Além do assassinato de civis sunitas em Houla, atribuída a milicianos alawitas (Shabihah) pró-regime de aldeias vizinhas, houve o misterioso sequestro de peregrinos xiitas e uma vaga de aparentes ataques bombistas suicidas atribuídos a fundamentalistas sunitas que matou sobretudo civis e em que os alvos governamentais ficaram essencialmente intactos. Alguns ou todos estes incidentes podem ter sido organizados pelo regime para solidificar o seu apoio entre os alawitas e outras minorias, jogando com o seu medo da maioria sunita numa guerra civil comunitária. Mas não é impossível que outras forças também estejam a tentar fomentar esse tipo de conflito reaccionário.

Quando o representante sírio no Conselho de Segurança da ONU comparou os assassinatos de Houla aos massacres de civis na Argélia nos anos 90 (Al-Jazeera, 26 de Maio), não estava necessariamente a exagerar, excepto que o exemplo, uma guerra civil em que o governo militar e os seus opositores islâmicos competiam no assassinato de intelectuais e na eliminação de comunidades, condena em vez de justificar o regime de Assad. De facto, a sua tentativa de defesa do seu governo com este exemplo também pode ser vista como uma ameaça: apoiem o regime ou enfrentem algo ainda pior.

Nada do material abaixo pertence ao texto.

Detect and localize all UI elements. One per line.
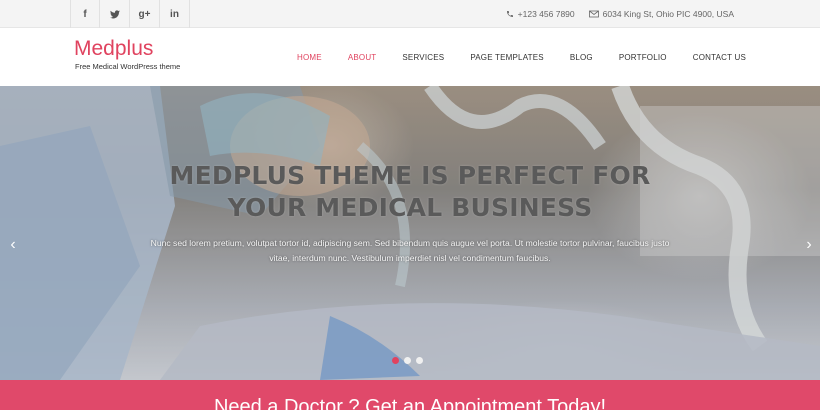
site-logo-title[interactable]: Medplus (74, 37, 153, 61)
nav-about[interactable]: ABOUT (348, 53, 377, 62)
nav-contact-us[interactable]: CONTACT US (693, 53, 746, 62)
contact-info: +123 456 7890 6034 King St, Ohio PIC 490… (506, 0, 734, 28)
nav-blog[interactable]: BLOG (570, 53, 593, 62)
phone-info: +123 456 7890 (506, 9, 575, 19)
social-links: f g+ in (70, 0, 190, 28)
slider-dots (392, 357, 423, 364)
twitter-icon[interactable] (100, 0, 130, 28)
appointment-banner: Need a Doctor ? Get an Appointment Today… (0, 380, 820, 410)
envelope-icon (588, 10, 599, 18)
hero-overlay (0, 86, 820, 380)
hero-description: Nunc sed lorem pretium, volutpat tortor … (150, 238, 670, 263)
nav-services[interactable]: SERVICES (402, 53, 444, 62)
address-text: 6034 King St, Ohio PIC 4900, USA (602, 9, 734, 19)
slider-next-arrow-icon[interactable]: › (802, 236, 816, 254)
site-header: Medplus Free Medical WordPress theme HOM… (0, 28, 820, 86)
address-info: 6034 King St, Ohio PIC 4900, USA (588, 9, 734, 19)
hero-slider: MEDPLUS THEME IS PERFECT FOR YOUR MEDICA… (0, 86, 820, 380)
nav-home[interactable]: HOME (297, 53, 322, 62)
appointment-banner-text[interactable]: Need a Doctor ? Get an Appointment Today… (0, 396, 820, 410)
slider-dot-1[interactable] (392, 357, 399, 364)
facebook-icon[interactable]: f (70, 0, 100, 28)
hero-title: MEDPLUS THEME IS PERFECT FOR YOUR MEDICA… (0, 160, 820, 224)
slider-dot-3[interactable] (416, 357, 423, 364)
slider-prev-arrow-icon[interactable]: ‹ (6, 236, 20, 254)
main-nav: HOME ABOUT SERVICES PAGE TEMPLATES BLOG … (271, 28, 746, 86)
phone-number: +123 456 7890 (517, 9, 575, 19)
slider-dot-2[interactable] (404, 357, 411, 364)
phone-icon (506, 10, 514, 18)
hero-title-line1: MEDPLUS THEME IS PERFECT FOR (169, 161, 651, 190)
linkedin-icon[interactable]: in (160, 0, 190, 28)
site-tagline: Free Medical WordPress theme (75, 62, 181, 71)
nav-page-templates[interactable]: PAGE TEMPLATES (470, 53, 544, 62)
top-bar: f g+ in +123 456 7890 6034 King St, Ohio… (0, 0, 820, 28)
google-plus-icon[interactable]: g+ (130, 0, 160, 28)
nav-portfolio[interactable]: PORTFOLIO (619, 53, 667, 62)
hero-title-line2: YOUR MEDICAL BUSINESS (227, 193, 593, 222)
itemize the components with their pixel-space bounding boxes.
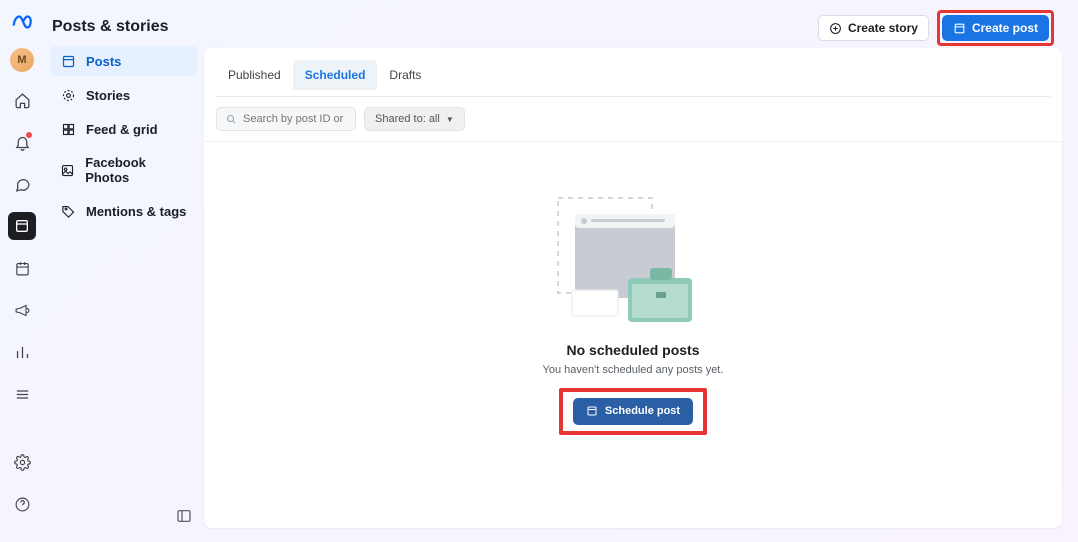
sidebar-item-label: Facebook Photos: [85, 155, 188, 185]
menu-icon[interactable]: [8, 380, 36, 408]
post-icon: [586, 405, 599, 418]
tabs: Published Scheduled Drafts: [204, 48, 1062, 90]
empty-title: No scheduled posts: [566, 342, 699, 358]
schedule-post-highlight: Schedule post: [559, 388, 707, 435]
icon-rail: M: [0, 0, 44, 542]
create-story-button[interactable]: Create story: [818, 15, 929, 41]
create-post-highlight: Create post: [937, 10, 1054, 46]
filters-row: Shared to: all ▼: [204, 97, 1062, 141]
chat-icon[interactable]: [8, 170, 36, 198]
tab-drafts[interactable]: Drafts: [377, 60, 433, 90]
posts-icon: [60, 53, 76, 69]
plus-circle-icon: [829, 22, 842, 35]
caret-down-icon: ▼: [446, 115, 454, 124]
settings-icon[interactable]: [8, 448, 36, 476]
post-icon: [953, 22, 966, 35]
avatar[interactable]: M: [10, 48, 34, 72]
tag-icon: [60, 203, 76, 219]
empty-illustration: [553, 196, 713, 336]
sidebar-item-posts[interactable]: Posts: [50, 46, 198, 76]
search-icon: [225, 113, 237, 125]
grid-icon: [60, 121, 76, 137]
content-panel: Published Scheduled Drafts Shared to: al…: [204, 48, 1062, 528]
megaphone-icon[interactable]: [8, 296, 36, 324]
calendar-icon[interactable]: [8, 254, 36, 282]
button-label: Create post: [972, 21, 1038, 35]
main-area: Posts & stories Create story Create post…: [204, 0, 1078, 542]
photos-icon: [60, 162, 75, 178]
meta-logo[interactable]: [10, 10, 34, 34]
empty-state: No scheduled posts You haven't scheduled…: [204, 142, 1062, 528]
sidebar-item-feed[interactable]: Feed & grid: [50, 114, 198, 144]
button-label: Create story: [848, 21, 918, 35]
tab-scheduled[interactable]: Scheduled: [293, 60, 378, 90]
stories-icon: [60, 87, 76, 103]
sidebar-item-label: Stories: [86, 88, 130, 103]
tab-published[interactable]: Published: [216, 60, 293, 90]
sidebar-item-label: Feed & grid: [86, 122, 158, 137]
collapse-sidebar-icon[interactable]: [176, 508, 194, 526]
bell-icon[interactable]: [8, 128, 36, 156]
insights-icon[interactable]: [8, 338, 36, 366]
sidebar-item-photos[interactable]: Facebook Photos: [50, 148, 198, 192]
search-input[interactable]: [243, 113, 347, 125]
empty-subtitle: You haven't scheduled any posts yet.: [543, 364, 724, 376]
create-post-button[interactable]: Create post: [942, 15, 1049, 41]
search-input-wrap[interactable]: [216, 107, 356, 131]
sidebar-item-stories[interactable]: Stories: [50, 80, 198, 110]
page-title: Posts & stories: [52, 18, 168, 36]
chip-label: Shared to: all: [375, 113, 440, 125]
content-icon[interactable]: [8, 212, 36, 240]
sidebar-item-mentions[interactable]: Mentions & tags: [50, 196, 198, 226]
help-icon[interactable]: [8, 490, 36, 518]
button-label: Schedule post: [605, 405, 680, 417]
schedule-post-button[interactable]: Schedule post: [573, 398, 693, 425]
secondary-sidebar: Posts Stories Feed & grid Facebook Photo…: [44, 0, 204, 542]
sidebar-item-label: Mentions & tags: [86, 204, 186, 219]
sidebar-item-label: Posts: [86, 54, 121, 69]
shared-to-filter[interactable]: Shared to: all ▼: [364, 107, 465, 131]
home-icon[interactable]: [8, 86, 36, 114]
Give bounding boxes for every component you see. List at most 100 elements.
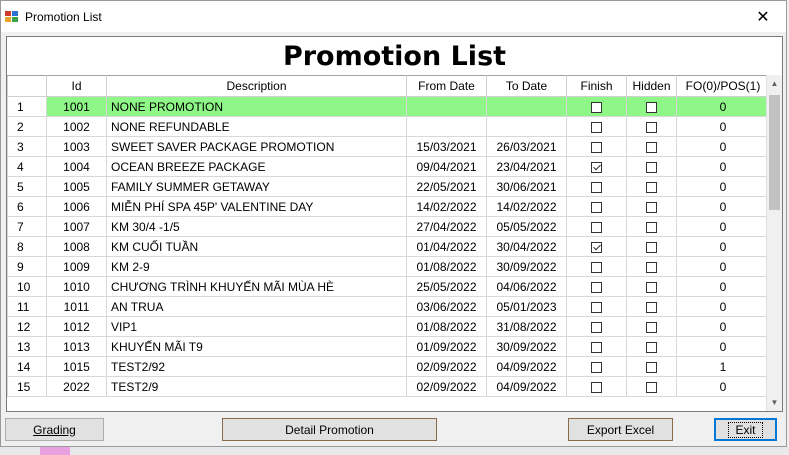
- cell-from-date[interactable]: [406, 116, 487, 137]
- table-row[interactable]: 14 1015 TEST2/92 02/09/2022 04/09/2022 1: [7, 356, 769, 377]
- table-row[interactable]: 1 1001 NONE PROMOTION 0: [7, 96, 769, 117]
- exit-button[interactable]: Exit: [714, 418, 777, 441]
- cell-description[interactable]: KM 2-9: [106, 256, 407, 277]
- row-number[interactable]: 7: [7, 216, 47, 237]
- cell-fo-pos[interactable]: 0: [676, 276, 769, 297]
- cell-to-date[interactable]: 04/09/2022: [486, 376, 567, 397]
- row-number[interactable]: 5: [7, 176, 47, 197]
- finish-checkbox[interactable]: [591, 261, 602, 273]
- hidden-checkbox[interactable]: [646, 201, 657, 213]
- cell-to-date[interactable]: [486, 116, 567, 137]
- finish-checkbox[interactable]: [591, 381, 602, 393]
- table-row[interactable]: 13 1013 KHUYẾN MÃI T9 01/09/2022 30/09/2022 0: [7, 336, 769, 357]
- cell-description[interactable]: KM 30/4 -1/5: [106, 216, 407, 237]
- table-row[interactable]: 6 1006 MIỄN PHÍ SPA 45P' VALENTINE DAY 14/0…: [7, 196, 769, 217]
- cell-from-date[interactable]: 09/04/2021: [406, 156, 487, 177]
- scroll-up-icon[interactable]: ▲: [767, 75, 782, 92]
- cell-to-date[interactable]: 23/04/2021: [486, 156, 567, 177]
- cell-id[interactable]: 1010: [46, 276, 107, 297]
- cell-fo-pos[interactable]: 1: [676, 356, 769, 377]
- close-icon[interactable]: ✕: [740, 1, 786, 32]
- cell-description[interactable]: SWEET SAVER PACKAGE PROMOTION: [106, 136, 407, 157]
- scroll-down-icon[interactable]: ▼: [767, 394, 782, 411]
- row-number[interactable]: 8: [7, 236, 47, 257]
- cell-from-date[interactable]: 01/08/2022: [406, 256, 487, 277]
- cell-to-date[interactable]: 30/04/2022: [486, 236, 567, 257]
- cell-description[interactable]: AN TRUA: [106, 296, 407, 317]
- cell-fo-pos[interactable]: 0: [676, 116, 769, 137]
- finish-checkbox[interactable]: [591, 301, 602, 313]
- table-row[interactable]: 9 1009 KM 2-9 01/08/2022 30/09/2022 0: [7, 256, 769, 277]
- cell-description[interactable]: NONE PROMOTION: [106, 96, 407, 117]
- cell-id[interactable]: 1004: [46, 156, 107, 177]
- cell-description[interactable]: NONE REFUNDABLE: [106, 116, 407, 137]
- table-row[interactable]: 11 1011 AN TRUA 03/06/2022 05/01/2023 0: [7, 296, 769, 317]
- row-number[interactable]: 1: [7, 96, 47, 117]
- hidden-checkbox[interactable]: [646, 321, 657, 333]
- col-header-fo-pos[interactable]: FO(0)/POS(1): [676, 75, 769, 97]
- cell-description[interactable]: KHUYẾN MÃI T9: [106, 336, 407, 357]
- cell-id[interactable]: 1007: [46, 216, 107, 237]
- finish-checkbox[interactable]: [591, 221, 602, 233]
- cell-id[interactable]: 1001: [46, 96, 107, 117]
- table-row[interactable]: 3 1003 SWEET SAVER PACKAGE PROMOTION 15/03/…: [7, 136, 769, 157]
- cell-fo-pos[interactable]: 0: [676, 236, 769, 257]
- cell-from-date[interactable]: 01/09/2022: [406, 336, 487, 357]
- cell-from-date[interactable]: 15/03/2021: [406, 136, 487, 157]
- cell-fo-pos[interactable]: 0: [676, 256, 769, 277]
- cell-id[interactable]: 1015: [46, 356, 107, 377]
- hidden-checkbox[interactable]: [646, 241, 657, 253]
- row-number[interactable]: 4: [7, 156, 47, 177]
- cell-fo-pos[interactable]: 0: [676, 316, 769, 337]
- finish-checkbox[interactable]: [591, 161, 602, 173]
- cell-id[interactable]: 1002: [46, 116, 107, 137]
- finish-checkbox[interactable]: [591, 101, 602, 113]
- cell-from-date[interactable]: 01/04/2022: [406, 236, 487, 257]
- hidden-checkbox[interactable]: [646, 161, 657, 173]
- cell-description[interactable]: TEST2/92: [106, 356, 407, 377]
- cell-to-date[interactable]: 04/09/2022: [486, 356, 567, 377]
- cell-description[interactable]: TEST2/9: [106, 376, 407, 397]
- hidden-checkbox[interactable]: [646, 361, 657, 373]
- col-header-id[interactable]: Id: [46, 75, 107, 97]
- cell-id[interactable]: 1006: [46, 196, 107, 217]
- cell-to-date[interactable]: 04/06/2022: [486, 276, 567, 297]
- finish-checkbox[interactable]: [591, 341, 602, 353]
- export-excel-button[interactable]: Export Excel: [568, 418, 673, 441]
- cell-fo-pos[interactable]: 0: [676, 376, 769, 397]
- row-number[interactable]: 14: [7, 356, 47, 377]
- cell-to-date[interactable]: 05/05/2022: [486, 216, 567, 237]
- cell-from-date[interactable]: 14/02/2022: [406, 196, 487, 217]
- cell-to-date[interactable]: [486, 96, 567, 117]
- cell-from-date[interactable]: 02/09/2022: [406, 376, 487, 397]
- table-row[interactable]: 4 1004 OCEAN BREEZE PACKAGE 09/04/2021 23/04…: [7, 156, 769, 177]
- finish-checkbox[interactable]: [591, 281, 602, 293]
- cell-to-date[interactable]: 30/06/2021: [486, 176, 567, 197]
- cell-to-date[interactable]: 30/09/2022: [486, 256, 567, 277]
- hidden-checkbox[interactable]: [646, 141, 657, 153]
- hidden-checkbox[interactable]: [646, 381, 657, 393]
- cell-fo-pos[interactable]: 0: [676, 296, 769, 317]
- finish-checkbox[interactable]: [591, 181, 602, 193]
- hidden-checkbox[interactable]: [646, 281, 657, 293]
- cell-id[interactable]: 1008: [46, 236, 107, 257]
- cell-to-date[interactable]: 30/09/2022: [486, 336, 567, 357]
- table-row[interactable]: 8 1008 KM CUỐI TUẦN 01/04/2022 30/04/2022 0: [7, 236, 769, 257]
- hidden-checkbox[interactable]: [646, 101, 657, 113]
- table-row[interactable]: 12 1012 VIP1 01/08/2022 31/08/2022 0: [7, 316, 769, 337]
- row-number[interactable]: 11: [7, 296, 47, 317]
- row-number[interactable]: 9: [7, 256, 47, 277]
- cell-id[interactable]: 1012: [46, 316, 107, 337]
- cell-description[interactable]: MIỄN PHÍ SPA 45P' VALENTINE DAY: [106, 196, 407, 217]
- table-row[interactable]: 10 1010 CHƯƠNG TRÌNH KHUYẾN MÃI MÙA HÈ 25/0…: [7, 276, 769, 297]
- cell-from-date[interactable]: [406, 96, 487, 117]
- cell-fo-pos[interactable]: 0: [676, 336, 769, 357]
- cell-fo-pos[interactable]: 0: [676, 136, 769, 157]
- table-row[interactable]: 15 2022 TEST2/9 02/09/2022 04/09/2022 0: [7, 376, 769, 397]
- cell-to-date[interactable]: 31/08/2022: [486, 316, 567, 337]
- cell-id[interactable]: 1005: [46, 176, 107, 197]
- row-number[interactable]: 2: [7, 116, 47, 137]
- finish-checkbox[interactable]: [591, 201, 602, 213]
- cell-id[interactable]: 1013: [46, 336, 107, 357]
- col-header-to-date[interactable]: To Date: [486, 75, 567, 97]
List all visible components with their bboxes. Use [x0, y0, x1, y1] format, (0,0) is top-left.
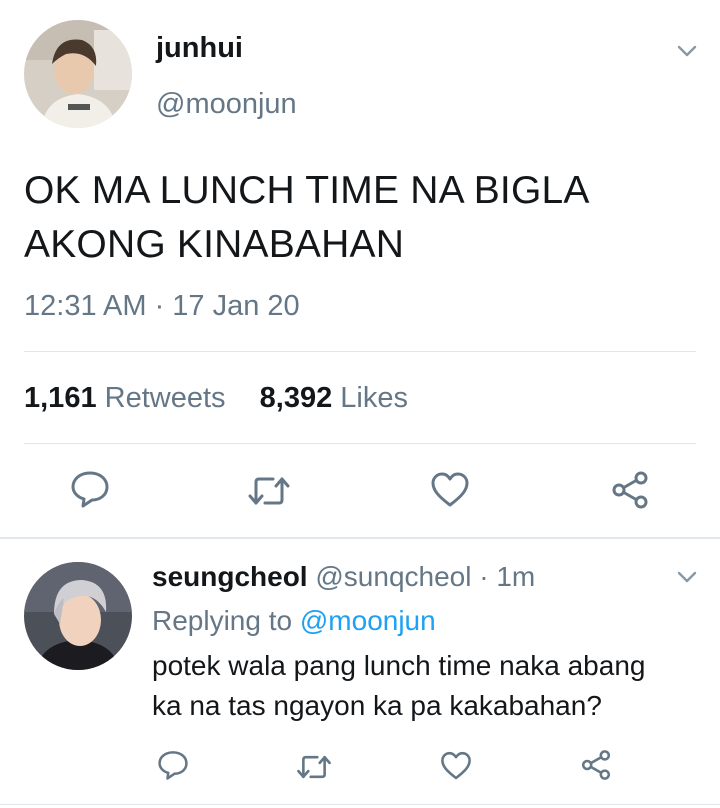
tweet-text-line: OK MA LUNCH TIME NA BIGLA — [24, 169, 590, 212]
reply-time[interactable]: 1m — [496, 561, 535, 592]
tweet-text-line: AKONG KINABAHAN — [24, 223, 405, 266]
reply-text: potek wala pang lunch time naka abang ka… — [152, 646, 712, 726]
retweets-label[interactable]: Retweets — [105, 382, 226, 414]
replying-mention-link[interactable]: @moonjun — [300, 605, 436, 636]
author-avatar[interactable] — [24, 20, 132, 128]
reply-icon[interactable] — [70, 470, 110, 508]
like-icon[interactable] — [430, 472, 470, 508]
share-icon[interactable] — [610, 470, 650, 510]
author-handle[interactable]: @moonjun — [156, 86, 297, 122]
retweet-icon[interactable] — [247, 474, 291, 508]
share-icon[interactable] — [580, 749, 612, 781]
replying-to: Replying to @moonjun — [152, 604, 436, 638]
reply-author-avatar[interactable] — [24, 562, 132, 670]
tweet-timestamp[interactable]: 12:31 AM · 17 Jan 20 — [24, 288, 300, 324]
reply-separator: · — [479, 561, 489, 592]
chevron-down-icon[interactable] — [676, 40, 698, 62]
reply-icon[interactable] — [157, 750, 189, 780]
replying-prefix: Replying to — [152, 605, 293, 636]
reply-header: seungcheol @sunqcheol · 1m — [152, 560, 535, 594]
divider — [24, 351, 696, 352]
author-display-name[interactable]: junhui — [156, 30, 243, 66]
retweets-count[interactable]: 1,161 — [24, 382, 97, 414]
tweet-text: OK MA LUNCH TIME NA BIGLA AKONG KINABAHA… — [24, 164, 694, 272]
divider — [0, 804, 720, 805]
reply-handle[interactable]: @sunqcheol — [315, 561, 471, 592]
tweet-stats: 1,161 Retweets 8,392 Likes — [24, 380, 408, 416]
reply-display-name[interactable]: seungcheol — [152, 561, 308, 592]
likes-count[interactable]: 8,392 — [260, 382, 333, 414]
retweet-icon[interactable] — [296, 753, 332, 781]
reply-text-line: potek wala pang lunch time naka abang — [152, 650, 646, 681]
section-divider — [0, 537, 720, 539]
reply-text-line: ka na tas ngayon ka pa kakabahan? — [152, 690, 602, 721]
divider — [24, 443, 696, 444]
chevron-down-icon[interactable] — [676, 566, 698, 588]
likes-label[interactable]: Likes — [340, 382, 408, 414]
like-icon[interactable] — [440, 751, 472, 781]
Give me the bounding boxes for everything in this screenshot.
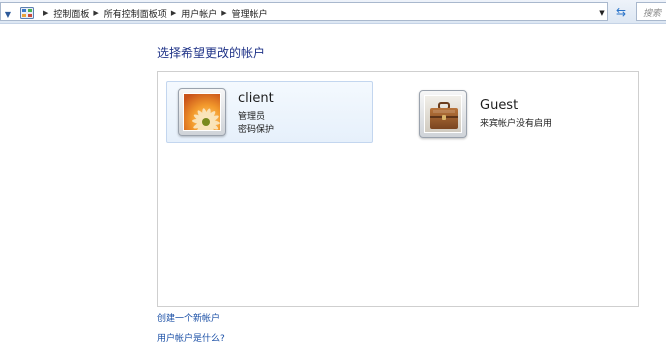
create-account-link[interactable]: 创建一个新帐户: [157, 311, 220, 324]
refresh-icon[interactable]: ⇆: [612, 3, 630, 20]
flower-avatar-icon: [184, 94, 220, 130]
address-history-dropdown-icon[interactable]: ▼: [597, 9, 607, 17]
account-type: 管理员: [238, 112, 266, 122]
avatar: [178, 88, 226, 136]
avatar: [419, 90, 467, 138]
account-name: Guest: [480, 98, 519, 113]
chevron-right-icon[interactable]: ▶: [221, 9, 226, 17]
search-input[interactable]: 搜索: [636, 2, 666, 21]
breadcrumb-manage-accounts[interactable]: 管理帐户: [232, 7, 268, 20]
chevron-right-icon[interactable]: ▶: [93, 9, 98, 17]
recent-pages-dropdown-icon[interactable]: ▼: [2, 8, 14, 20]
page-title: 选择希望更改的帐户: [157, 46, 266, 60]
account-password-status: 密码保护: [238, 125, 275, 135]
what-is-account-link[interactable]: 用户帐户是什么?: [157, 331, 225, 344]
breadcrumb-control-panel[interactable]: 控制面板: [53, 7, 89, 20]
briefcase-avatar-icon: [425, 96, 461, 132]
chevron-right-icon[interactable]: ▶: [43, 9, 48, 17]
account-tile-client[interactable]: client 管理员 密码保护: [166, 81, 373, 143]
accounts-list: client 管理员 密码保护 Guest 来宾帐户没有启用: [157, 71, 639, 307]
address-box[interactable]: ▼ ▶ 控制面板 ▶ 所有控制面板项 ▶ 用户帐户 ▶ 管理帐户 ▼: [0, 2, 608, 21]
account-tile-guest[interactable]: Guest 来宾帐户没有启用: [413, 86, 613, 148]
breadcrumb-user-accounts[interactable]: 用户帐户: [181, 7, 217, 20]
control-panel-icon: [20, 7, 34, 19]
address-bar: ▼ ▶ 控制面板 ▶ 所有控制面板项 ▶ 用户帐户 ▶ 管理帐户 ▼ ⇆ 搜索: [0, 0, 666, 24]
account-name: client: [238, 91, 274, 106]
account-status: 来宾帐户没有启用: [480, 119, 553, 129]
breadcrumb: ▶ 控制面板 ▶ 所有控制面板项 ▶ 用户帐户 ▶ 管理帐户: [39, 6, 268, 20]
breadcrumb-all-items[interactable]: 所有控制面板项: [104, 7, 167, 20]
chevron-right-icon[interactable]: ▶: [171, 9, 176, 17]
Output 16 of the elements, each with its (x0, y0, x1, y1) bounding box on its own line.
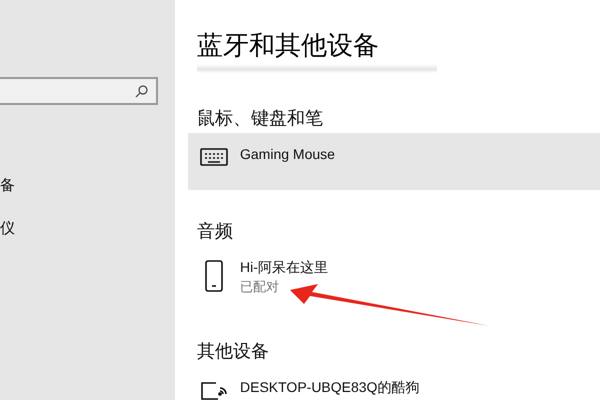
device-name: DESKTOP-UBQE83Q的酷狗 (240, 378, 420, 396)
section-heading: 鼠标、键盘和笔 (197, 107, 323, 129)
display-icon (200, 380, 228, 400)
device-item[interactable]: Gaming Mouse (188, 133, 600, 190)
keyboard-icon (200, 147, 228, 167)
device-status: 已配对 (240, 278, 279, 296)
phone-icon (205, 260, 223, 292)
page-title: 蓝牙和其他设备 (197, 29, 379, 62)
section-heading: 音频 (197, 220, 233, 242)
section-heading: 其他设备 (197, 340, 269, 362)
sidebar-item[interactable]: 仪 (0, 220, 15, 238)
device-name: Hi-阿呆在这里 (240, 258, 328, 276)
sidebar-item[interactable]: 备 (0, 177, 15, 195)
device-name: Gaming Mouse (240, 145, 335, 163)
search-field[interactable] (0, 77, 158, 105)
search-icon (135, 84, 148, 98)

Apesar da vontade popular de manter este movimento focado em se opor ao regime e evitar divisões sectárias entre o povo, quando os tiros começam é muito difícil manter o povo unido sem uma noção clara de saber exactamente qual é o problema além da questão imediata de Assad e do seu círculo interno predominantemente alawita, e qual é que pode ser a solução que sirva os interesses da vasta maioria do povo.

A revolta espontânea de milhões de pessoas na Síria, apesar da ausência de uma visão de mudança social de fundo e de todas as fraquezas políticas e organizativas que daí fluem, foi incontestavelmente o que levou o regime à beira da queda. E é este movimento que os imperialistas e seus amigos estão a tentar trair e talvez a esmagar pela força. O problema da liderança — quem irá dirigir o povo, ao serviço de que interesses e objectivos e portanto com que meios lutar — está a ser abertamente colocado.